In modern life we have way too many inboxes. Most of them are incoming information flows. Just a few of them we actually own and control.
Two simple examples are email inbox and ideas inbox.
Everyone has email. We definitely need to process and react to incoming emails. Yes, some of them provide information we’ve asked for. But let’s face it most emails are from other people to close their needs or just advertisement junk. Processing emails is always reactive work. Thus it’s a clear example of reactive inbox.
Ideas inbox on the other hand gets new items only when you have an idea and wish to note it down. So it’s under your full control. You own when and what appears in owned inbox.
Owned Inboxes
You put information to owned inbox intentionally. This is your place to keep important things to process them later.
Things appear there as you have an insight, thinking through something, or realize you need to do something. Some items in owned inbox are actionable while others are reference materials.
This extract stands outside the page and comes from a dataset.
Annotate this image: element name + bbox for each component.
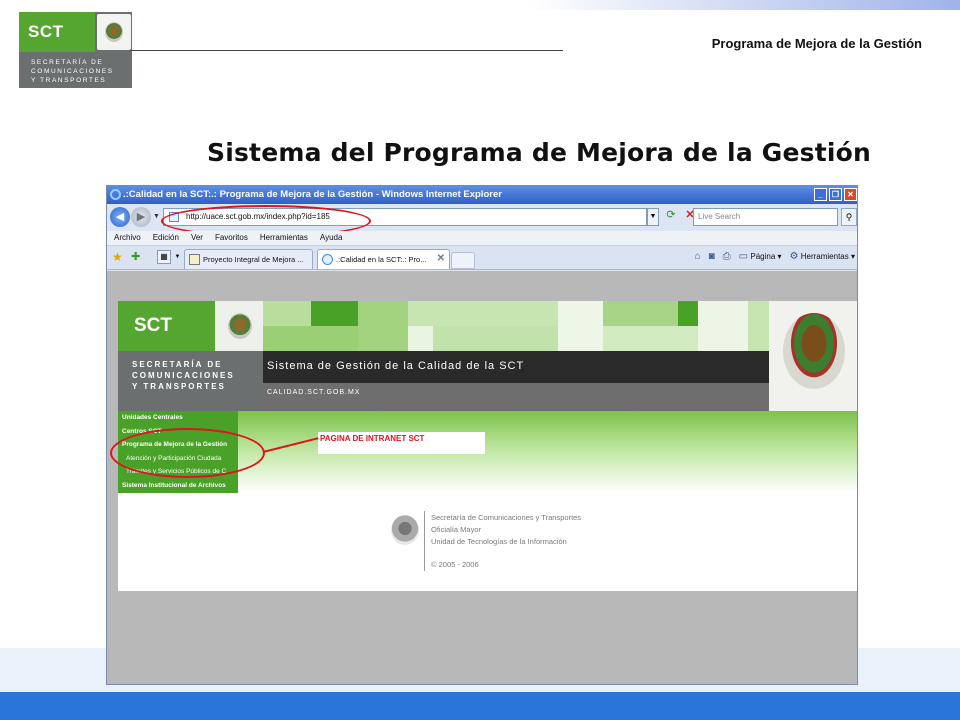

Actionable items may look as a task (e.g. call mom on Saturday), a project (for example, buy a new desk), or an idea (like try Pomodoro method). It doesn’t matter while they are in inbox. The beauty of inbox concept is having no worries until processing it.
Reference materials also could be very different. Those include documents, notes, excerpts, business cards, quotes, and many more.
What is important is the fact that it’s you put those items into inbox because they are important for you.
Reactive Inboxes
Things appear in such inboxes because others push items into them.
Emails, calendar invites, and direct messages are just a tip of an iceberg. We all know about them and there are plenty of strategies how to deal with them.
Also think about group chats you participate in, apps pushing their news inside apps themselves, or any app with read/unread behavior. They all want you to go through those inboxes. They all want your attention and time while in many cases those inboxes give you no value at all.
Be careful with reactive inboxes. The best strategy I have is to minimize and ignore. Minimize the number of such inboxes. Ignore whenever possible.
I encourage you to review your inboxes, identify owned and reactive ones, double check if you actually need all of them, and prioritize processing owned inboxes way over reactive inboxes.